Kilpatrick dominates Detroit pension fund case

Robert Snell
The Detroit News

Detroit — Former Mayor Kwame Kilpatrick is in prison but his name and crimes dominated the start of jury selection Tuesday in a federal corruption case against his fraternity brother and three others.

Kilpatrick is an unindicted co-conspirator in a complex criminal case that explains what happened to money from a $1.4 billion Wall Street deal blamed for helping plunge Detroit into bankruptcy. Prosecutors allege the money ended up in the pockets of businessmen who bribed pension officials, including former Detroit Treasurer Jeffrey Beasley, with cash, exotic trips and a Christmas basket stuffed with cash.

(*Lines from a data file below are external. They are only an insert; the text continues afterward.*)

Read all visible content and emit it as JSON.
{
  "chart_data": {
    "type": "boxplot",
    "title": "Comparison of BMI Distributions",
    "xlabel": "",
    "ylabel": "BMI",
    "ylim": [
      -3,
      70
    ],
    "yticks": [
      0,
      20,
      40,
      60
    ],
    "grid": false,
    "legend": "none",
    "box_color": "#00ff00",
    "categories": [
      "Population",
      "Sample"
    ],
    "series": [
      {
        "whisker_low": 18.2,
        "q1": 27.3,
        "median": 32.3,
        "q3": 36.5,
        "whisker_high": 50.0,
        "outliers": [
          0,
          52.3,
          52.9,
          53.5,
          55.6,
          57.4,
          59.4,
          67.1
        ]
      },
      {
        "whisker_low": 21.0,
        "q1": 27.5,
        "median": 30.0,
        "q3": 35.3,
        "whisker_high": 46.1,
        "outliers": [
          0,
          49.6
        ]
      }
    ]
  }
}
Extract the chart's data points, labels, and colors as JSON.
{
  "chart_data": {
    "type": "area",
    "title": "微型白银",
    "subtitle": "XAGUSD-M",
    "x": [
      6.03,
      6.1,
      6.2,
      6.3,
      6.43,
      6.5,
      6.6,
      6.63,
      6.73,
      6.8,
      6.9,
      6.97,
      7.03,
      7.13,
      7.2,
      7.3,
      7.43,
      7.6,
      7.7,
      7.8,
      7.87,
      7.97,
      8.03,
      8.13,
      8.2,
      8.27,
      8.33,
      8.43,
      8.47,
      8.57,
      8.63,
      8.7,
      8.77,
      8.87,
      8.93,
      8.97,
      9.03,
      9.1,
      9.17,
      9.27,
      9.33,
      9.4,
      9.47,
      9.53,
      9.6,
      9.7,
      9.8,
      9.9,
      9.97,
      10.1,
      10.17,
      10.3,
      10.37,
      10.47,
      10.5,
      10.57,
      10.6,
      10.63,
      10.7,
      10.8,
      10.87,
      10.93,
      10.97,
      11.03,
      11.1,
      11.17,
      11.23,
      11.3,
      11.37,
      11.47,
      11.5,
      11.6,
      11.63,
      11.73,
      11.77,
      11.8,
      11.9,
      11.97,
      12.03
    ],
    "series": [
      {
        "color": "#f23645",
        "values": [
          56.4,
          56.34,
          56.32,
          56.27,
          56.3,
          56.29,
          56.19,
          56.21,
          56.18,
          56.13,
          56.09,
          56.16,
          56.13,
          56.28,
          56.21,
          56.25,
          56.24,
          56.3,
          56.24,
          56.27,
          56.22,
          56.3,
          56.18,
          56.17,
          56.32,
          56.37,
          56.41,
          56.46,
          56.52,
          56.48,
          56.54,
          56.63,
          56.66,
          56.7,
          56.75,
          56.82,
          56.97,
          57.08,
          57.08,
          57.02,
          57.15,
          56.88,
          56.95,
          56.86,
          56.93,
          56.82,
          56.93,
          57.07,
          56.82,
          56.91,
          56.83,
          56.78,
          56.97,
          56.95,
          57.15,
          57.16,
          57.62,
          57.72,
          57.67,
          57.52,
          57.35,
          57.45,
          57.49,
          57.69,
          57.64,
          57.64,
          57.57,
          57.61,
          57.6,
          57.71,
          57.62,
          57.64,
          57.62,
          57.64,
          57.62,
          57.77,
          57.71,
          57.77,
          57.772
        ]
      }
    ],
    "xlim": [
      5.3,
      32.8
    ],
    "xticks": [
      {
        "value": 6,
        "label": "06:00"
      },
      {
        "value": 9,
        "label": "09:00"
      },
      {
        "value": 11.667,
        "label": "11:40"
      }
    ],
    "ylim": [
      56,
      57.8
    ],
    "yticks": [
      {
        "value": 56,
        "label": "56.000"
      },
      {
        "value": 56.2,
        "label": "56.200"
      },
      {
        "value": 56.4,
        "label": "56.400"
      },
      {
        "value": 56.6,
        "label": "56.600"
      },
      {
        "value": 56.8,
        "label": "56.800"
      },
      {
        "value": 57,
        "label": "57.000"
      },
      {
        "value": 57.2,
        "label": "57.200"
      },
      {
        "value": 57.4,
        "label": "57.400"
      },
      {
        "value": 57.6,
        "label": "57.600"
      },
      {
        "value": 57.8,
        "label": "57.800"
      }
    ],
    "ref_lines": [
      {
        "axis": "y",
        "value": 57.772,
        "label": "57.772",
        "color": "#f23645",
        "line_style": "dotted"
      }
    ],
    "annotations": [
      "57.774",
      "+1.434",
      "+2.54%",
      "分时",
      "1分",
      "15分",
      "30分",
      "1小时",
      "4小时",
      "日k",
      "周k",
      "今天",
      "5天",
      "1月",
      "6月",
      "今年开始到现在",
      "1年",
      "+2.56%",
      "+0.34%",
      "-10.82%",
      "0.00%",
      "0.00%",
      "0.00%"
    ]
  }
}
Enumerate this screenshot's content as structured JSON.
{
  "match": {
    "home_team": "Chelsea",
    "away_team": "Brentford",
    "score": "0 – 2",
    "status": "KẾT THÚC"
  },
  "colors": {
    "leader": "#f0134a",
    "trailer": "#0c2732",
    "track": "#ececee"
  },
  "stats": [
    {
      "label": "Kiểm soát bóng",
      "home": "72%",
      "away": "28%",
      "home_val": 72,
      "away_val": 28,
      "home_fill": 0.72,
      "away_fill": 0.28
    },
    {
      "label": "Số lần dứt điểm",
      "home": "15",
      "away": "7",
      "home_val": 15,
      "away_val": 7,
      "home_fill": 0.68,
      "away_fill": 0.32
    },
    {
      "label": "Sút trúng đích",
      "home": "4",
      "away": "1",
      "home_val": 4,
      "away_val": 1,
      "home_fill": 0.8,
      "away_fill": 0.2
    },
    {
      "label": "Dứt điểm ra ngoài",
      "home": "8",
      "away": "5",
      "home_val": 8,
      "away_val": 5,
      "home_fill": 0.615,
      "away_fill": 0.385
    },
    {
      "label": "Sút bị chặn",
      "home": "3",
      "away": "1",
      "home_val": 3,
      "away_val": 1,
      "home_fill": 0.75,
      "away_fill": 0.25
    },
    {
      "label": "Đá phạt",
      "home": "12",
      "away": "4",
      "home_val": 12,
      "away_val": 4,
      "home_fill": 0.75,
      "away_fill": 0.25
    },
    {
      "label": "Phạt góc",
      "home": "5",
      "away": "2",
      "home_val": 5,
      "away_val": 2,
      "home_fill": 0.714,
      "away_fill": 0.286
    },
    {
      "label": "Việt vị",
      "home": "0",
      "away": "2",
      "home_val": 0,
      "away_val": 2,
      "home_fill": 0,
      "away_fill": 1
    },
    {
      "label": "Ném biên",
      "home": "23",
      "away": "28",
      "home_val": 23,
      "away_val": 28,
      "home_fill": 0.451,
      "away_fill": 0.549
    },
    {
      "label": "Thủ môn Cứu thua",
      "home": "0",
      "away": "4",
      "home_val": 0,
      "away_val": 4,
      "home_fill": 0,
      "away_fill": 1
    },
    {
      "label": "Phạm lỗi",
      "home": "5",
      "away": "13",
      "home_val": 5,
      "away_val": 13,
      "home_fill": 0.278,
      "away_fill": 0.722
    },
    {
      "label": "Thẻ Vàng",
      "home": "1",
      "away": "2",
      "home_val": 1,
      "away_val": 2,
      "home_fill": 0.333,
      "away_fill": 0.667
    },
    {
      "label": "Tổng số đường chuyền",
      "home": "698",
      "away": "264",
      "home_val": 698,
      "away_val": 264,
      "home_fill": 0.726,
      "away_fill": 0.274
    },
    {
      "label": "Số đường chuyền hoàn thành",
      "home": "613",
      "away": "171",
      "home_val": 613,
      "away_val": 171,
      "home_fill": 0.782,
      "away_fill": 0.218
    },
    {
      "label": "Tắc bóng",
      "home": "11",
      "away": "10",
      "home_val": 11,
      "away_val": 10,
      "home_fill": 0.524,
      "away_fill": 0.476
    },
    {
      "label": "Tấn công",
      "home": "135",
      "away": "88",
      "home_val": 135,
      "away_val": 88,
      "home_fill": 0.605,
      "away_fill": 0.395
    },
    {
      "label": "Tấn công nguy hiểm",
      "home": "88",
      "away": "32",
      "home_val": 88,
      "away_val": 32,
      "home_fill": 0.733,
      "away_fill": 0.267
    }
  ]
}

Kilpatrick’s name came up repeatedly Tuesday as defense lawyers questioned prospective jurors about their views on race, exposure to pretrial publicity and awareness of the former mayor’s crimes and record-tying 28-year corruption sentence.

“You didn’t follow the Kwame Kilpatrick (corruption) case?” Beasley’s defense lawyer Walter Piszczatowski asked one prospective juror Tuesday.

“No,” the white, stay-at-home mother said. “That’s good,” Piszczatowski said.

Beasley, who was Kilpatrick’s fraternity brother at Florida A&M University, and three others are accused of participating in an alleged corruption spree bankrolled by a soured Wall Street deal that is central to the city’s bankruptcy case.

Jury selection is expected to last at least this week and to be followed by a two-month trial.

One legal expert is surprised Beasley and the others opted to stand trial in the first major public corruption case since Kilpatrick’s conviction. The trial is being overseen by U.S. District Judge Nancy Edmunds, who sentenced Kilpatrick and contractor Bobby Ferguson to more than 20 years in federal prison.

“Boy, she has not given an inch,” said Peter Henning, a Wayne State University law professor and former federal prosecutor. “They’re in real trouble if they get convicted.”

The case spans 2006 through April 2009 and alleges pension fund corruption cheated retirees out of more than $84 million. The alleged corruption compounded the impact of a money-losing Wall Street deal Kilpatrick backed.

Federal prosecutors allege city pension officials started approving a series of corrupt investments with businessmen in January 2006, six months after the Wall Street deal started injecting $1.44 billion into the Detroit pension funds.

Flush with cash, pension fund trustees loaned more than $200 million to businessmen accused of paying bribes and kickbacks, according to federal prosecutors. The businessmen included Georgia resident Roy Dixon, 51, who is charged with embezzling more than $3 million with the help of former Detroit Lions wide receiver Mike Farr and spending some of the cash on an $8.5 million mansion in Atlanta.

Kilpatrick is an unindicted co-conspirator because Beasley, 45, of Chicago allegedly pressured people to contribute money to the ex-mayor’s nonprofit group in order to get pension fund loans.

The defendants deny being influenced by perks that allegedly flowed during business dealings and trips to Las Vegas, England and the Caribbean.

The four defendants are Beasley, Dixon and two former pension officials: Trustee and former vice president of the Detroit Police Officers Association Paul Stewart and Ronald Zajac, 70, of Northville, former top lawyer for two municipal pension funds.

If convicted, the men face 20 years in federal prison.

Defense lawyers were wary of having their clients blamed for weakening the city’s pension funds and becoming scapegoats for Detroit’s bankruptcy.

Beasley, Zajac and Dixon tried unsuccessfully to block jurors from hearing the pension funds lost money on allegedly corrupt deals.

One prospective juror, a black woman from Detroit, said Kilpatrick was treated differently because he is black.

“I felt some people who should have been held accountable weren’t held accountable,” the unemployed cook said.